Uma Peça | Um Museu
Painéis de S. Vicente
Obra de enorme importância simbólica na cultura portuguesa e singular “retrato coletivo” na história da pintura europeia.
Uma peça do Museu Nacional de Arte Antiga.
Painéis de S. Vicente
Nuno Gonçalves (ativo 1450 - antes de 1491)
1470-80
Óleo (?) e têmpera sobre madeira de carvalho
Proveniência: Paço de S. Vicente de Fora, Lisboa
Inv. 1361/1366 Pint
Estas seis pinturas atribuídas ao pintor régio de D. Afonso V (1432-1481), Nuno Gonçalves, redescobertas em 1882 no Paço Patriarcal de S. Vicente de Fora e geralmente nomeadas segundo designações propostas em 1909 por José de Figueiredo - painel dos Frades, dos Pescadores, do Infante, do Arcebispo, dos Cavaleiros e da Relíquia -, constituem um conjunto excecional tanto no quadro da arte portuguesa de todos os tempos como no contexto da grande pintura europeia do século XV. A sua apresentação museológica segundo uma estrutura de tipo horizontal, articulada de acordo com a perspetiva dos ladrilhos que definem o pavimento e unificada pelo friso de cabeças ao longo da parte superior da composição, deve corresponder à sequência da disposição primitiva dos painéis, que originalmente estariam integrados no retábulo do Altar de S. Vicente da Sé de Lisboa (c. 1470), tal como as outras duas pinturas expostas nesta sala inscrevendo passos dos martírios de S. Vicente.
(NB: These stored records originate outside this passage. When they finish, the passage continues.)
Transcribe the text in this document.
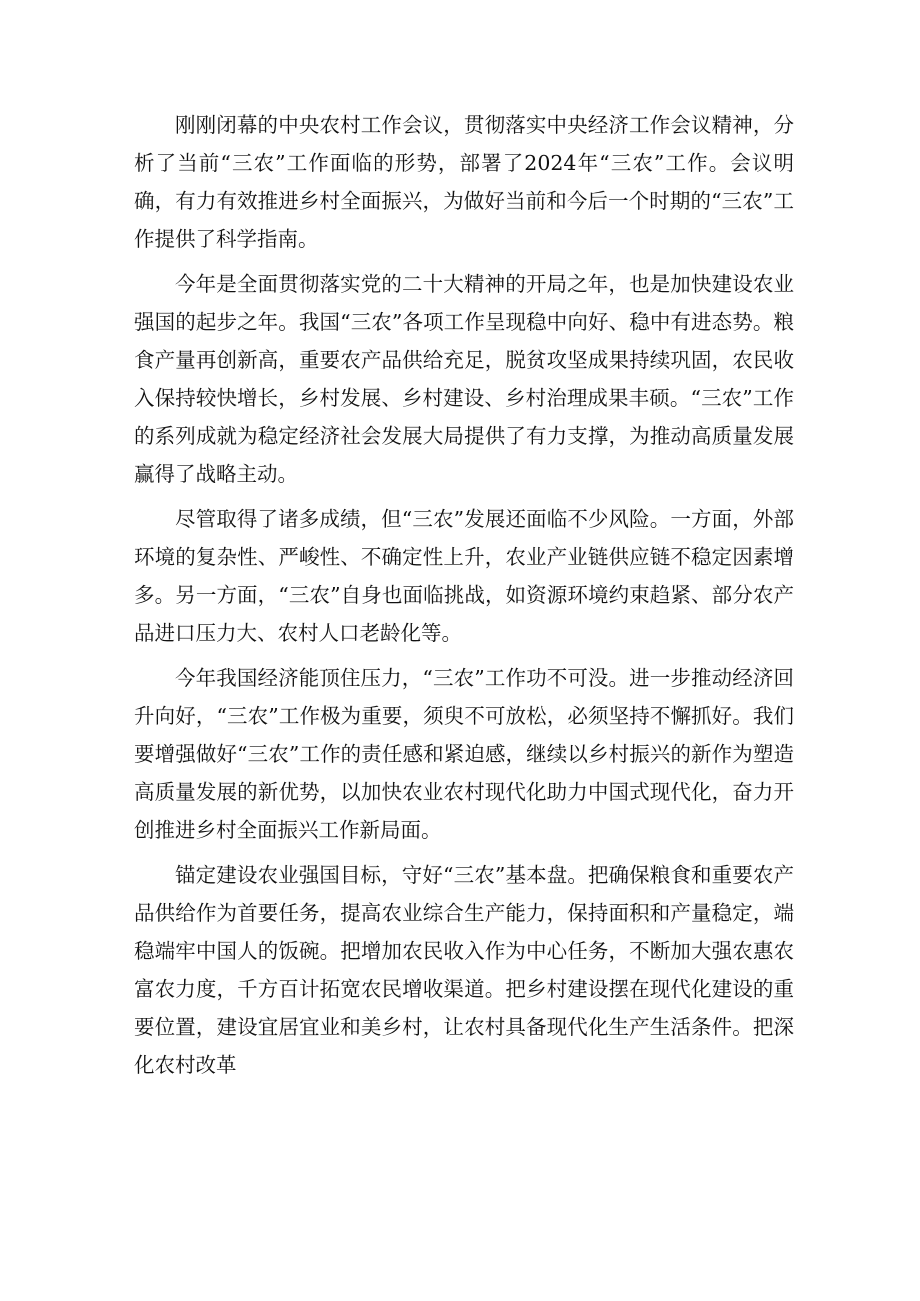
刚刚闭幕的中央农村工作会议，贯彻落实中央经济工作会议精神，分析了当前“三农”工作面临的形势，部署了2024年“三农”工作。会议明确，有力有效推进乡村全面振兴，为做好当前和今后一个时期的“三农”工作提供了科学指南。

今年是全面贯彻落实党的二十大精神的开局之年，也是加快建设农业强国的起步之年。我国“三农”各项工作呈现稳中向好、稳中有进态势。粮食产量再创新高，重要农产品供给充足，脱贫攻坚成果持续巩固，农民收入保持较快增长，乡村发展、乡村建设、乡村治理成果丰硕。“三农”工作的系列成就为稳定经济社会发展大局提供了有力支撑，为推动高质量发展赢得了战略主动。

尽管取得了诸多成绩，但“三农”发展还面临不少风险。一方面，外部环境的复杂性、严峻性、不确定性上升，农业产业链供应链不稳定因素增多。另一方面，“三农”自身也面临挑战，如资源环境约束趋紧、部分农产品进口压力大、农村人口老龄化等。

今年我国经济能顶住压力，“三农”工作功不可没。进一步推动经济回升向好，“三农”工作极为重要，须臾不可放松，必须坚持不懈抓好。我们要增强做好“三农”工作的责任感和紧迫感，继续以乡村振兴的新作为塑造高质量发展的新优势，以加快农业农村现代化助力中国式现代化，奋力开创推进乡村全面振兴工作新局面。

锚定建设农业强国目标，守好“三农”基本盘。把确保粮食和重要农产品供给作为首要任务，提高农业综合生产能力，保持面积和产量稳定，端稳端牢中国人的饭碗。把增加农民收入作为中心任务，不断加大强农惠农富农力度，千方百计拓宽农民增收渠道。把乡村建设摆在现代化建设的重要位置，建设宜居宜业和美乡村，让农村具备现代化生产生活条件。把深化农村改革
Os Painéis apresentam-nos um agrupamento de 58 individualizadas personagens em torno da dupla figuração de S. Vicente, solene e monumental assembleia representativa da Corte e de vários estados da sociedade portuguesa da época, com destaque para a Cavalaria e para a Igreja nas suas diversas hierarquias, em ato de veneração ao patrono e inspirador da expansão militar quatrocentista no Magreb. Tais personagens, em volumes claramente afirmados, tão humaníssima e poderosamente caracterizadas pela concentração expressiva dos rostos e atitudes como pela requintada definição pictórica dos trajes e seus adereços, parecem aliar, nesta encenação cerimonial, a intenção de uma evocação narrativa a uma visão contemplativa. Embora permaneça problemático, na ausência de testemunhos coetâneos à sua criação, o pleno entendimento da intenção e significado da obra, ela deve estar assim associada a uma dupla função, votiva e evocativa, dos triunfos guerreiros da dinastia de Avis no norte de África.
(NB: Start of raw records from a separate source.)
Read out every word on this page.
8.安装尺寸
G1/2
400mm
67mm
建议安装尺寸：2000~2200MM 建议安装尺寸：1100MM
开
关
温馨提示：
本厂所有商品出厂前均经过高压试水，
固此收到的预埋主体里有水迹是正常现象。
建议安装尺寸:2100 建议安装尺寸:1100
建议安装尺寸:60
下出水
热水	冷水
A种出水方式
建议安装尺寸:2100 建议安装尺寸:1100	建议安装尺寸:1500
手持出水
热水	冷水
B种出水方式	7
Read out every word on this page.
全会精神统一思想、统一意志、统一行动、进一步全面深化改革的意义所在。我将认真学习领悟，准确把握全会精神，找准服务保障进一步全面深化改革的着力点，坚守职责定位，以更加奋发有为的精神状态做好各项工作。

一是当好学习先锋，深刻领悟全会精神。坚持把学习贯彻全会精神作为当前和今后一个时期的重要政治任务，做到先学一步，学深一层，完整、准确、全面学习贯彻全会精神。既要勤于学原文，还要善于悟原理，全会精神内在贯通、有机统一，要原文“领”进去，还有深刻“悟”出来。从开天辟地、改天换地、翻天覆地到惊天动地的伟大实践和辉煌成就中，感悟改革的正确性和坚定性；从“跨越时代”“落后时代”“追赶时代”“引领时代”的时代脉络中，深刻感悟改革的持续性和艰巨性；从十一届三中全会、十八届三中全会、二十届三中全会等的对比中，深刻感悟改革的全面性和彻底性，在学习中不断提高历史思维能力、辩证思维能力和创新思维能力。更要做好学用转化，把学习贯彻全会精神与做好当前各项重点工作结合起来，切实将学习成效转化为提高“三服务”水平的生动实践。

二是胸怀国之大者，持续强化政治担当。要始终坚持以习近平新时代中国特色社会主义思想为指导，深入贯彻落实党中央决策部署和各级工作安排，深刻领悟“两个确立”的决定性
Singular “retrato coletivo” na história da pintura europeia, é uma obra de enorme importância simbólica na cultura portuguesa. Daí os desafios interpretativos que tem suscitado nomeadamente no domínio das identificações iconográficas, exercício mais ou menos imaginativo que tem alimentado uma polémica já secular e até ao momento inconclusiva.